Spiritum ambulatorium: Wandering like a ‘Masterlessehound’

January 5, 2010

Around 1600, Spanish novelist Mateo Alemán wrote about Guzmán de Alfarache, a rogue or picaro who gets into bad scenes to the point that his life gradually deteriorates. Guzmán’s life can be read as a moral parable but I am really interested in this text for Guzmán’s method of perambulation, that is wandering.

Once, wandering, he meets an attractive woman:

I went wandring vp and downe the City, and hauing little money, and much care, it was my happe to meete with a rare piece of Nature, an admirable Beauty; (at least in my eye, howsoeuer in other it might be otherwise)

In another instance Guzmán notes that ‘There did daily passe by the doore many haggard-Hawkes, youngwandring Lads, much about my yeeres and growth; some with money in their purse, others begging an almes for Gods sake’. He hopes that he ‘might not (as many others) be punished as a Vagabond, and runne the censure of a wandring Rogue’. One night he has an accidental encounter with a woman when they are both naked, and remarks that upon seeing him:

[The woman] suspected that I was some Phantasma, some Hob-goblin, orwandring Ghost, and letting the light fall out of her hand for feare, she gaue withall a great schriche.

As the story progresses, and Guzmán descends further down the social ladder, the wandering gets more sinister:

How often haue I accused and condemned my selfe, when begging in the Church, mine eye hath beene wandring and rouing about? and chuckt and hugg’d my selfe, with the delight and pleasure that I haue taken therein?
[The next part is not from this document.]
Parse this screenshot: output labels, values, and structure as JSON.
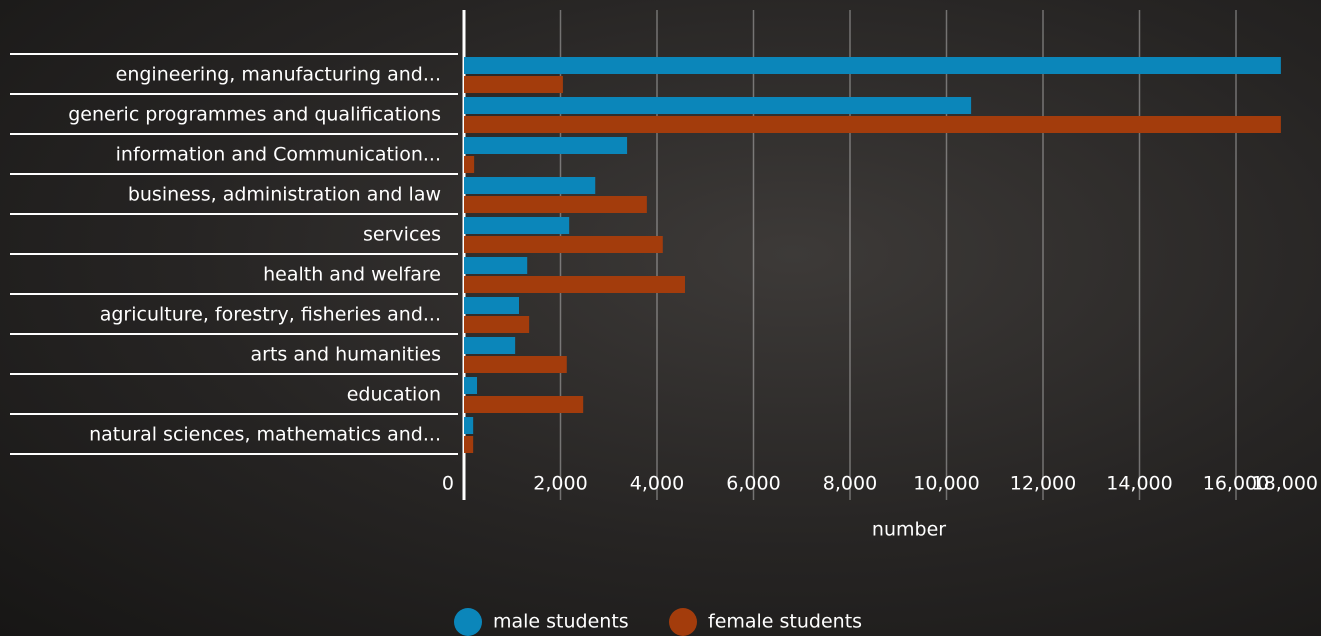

Or to speake downe-right English, and to declare my selfe more plainely, feeding mine eyes greedily on those Angelicall faces of your finest Ladyes, whose Louers did not dare to looke vpon them for feare of being noted

Wandering like a ‘Masterlessehound’ gets him into bad company:

I wandred vp and downe at mine owne pleasure, (as my fancie did lead me) thorow the streetes of Rome. And because in my prosperity, I had purchased some friends of mine owne profession, they seeing me vn-prouided for, and that I went vp and downe like a Masterlessehound, here one would inuite me, and there another

At another point he proclaims ‘todo lo nueuo, aplaze: See what is newest, that we still like best. This rule, holding more especially in such as I was, who had spiritum ambulatorium, a wandring humour of mine owne, and was a great louer of nouelties’.

*         *         *

The dictionary defines wandering as ‘travelling from place to place or from country to country without settled route or destination; roaming. Often in plural, sometimes denoting a protracted period of devious journeying’, which serves as a useful contemporary reminder that deviousness isn’t always with malintent, rather it can mean simply ‘departing from the direct way; pursuing a winding or straying course; circuitous’. Now people celebrate city walkers and deviators, like Ian Sinclair, who wend their own way through a place, but in the early modern period we see wandering linked to vice, and the potent menace of having nowhere particular to go.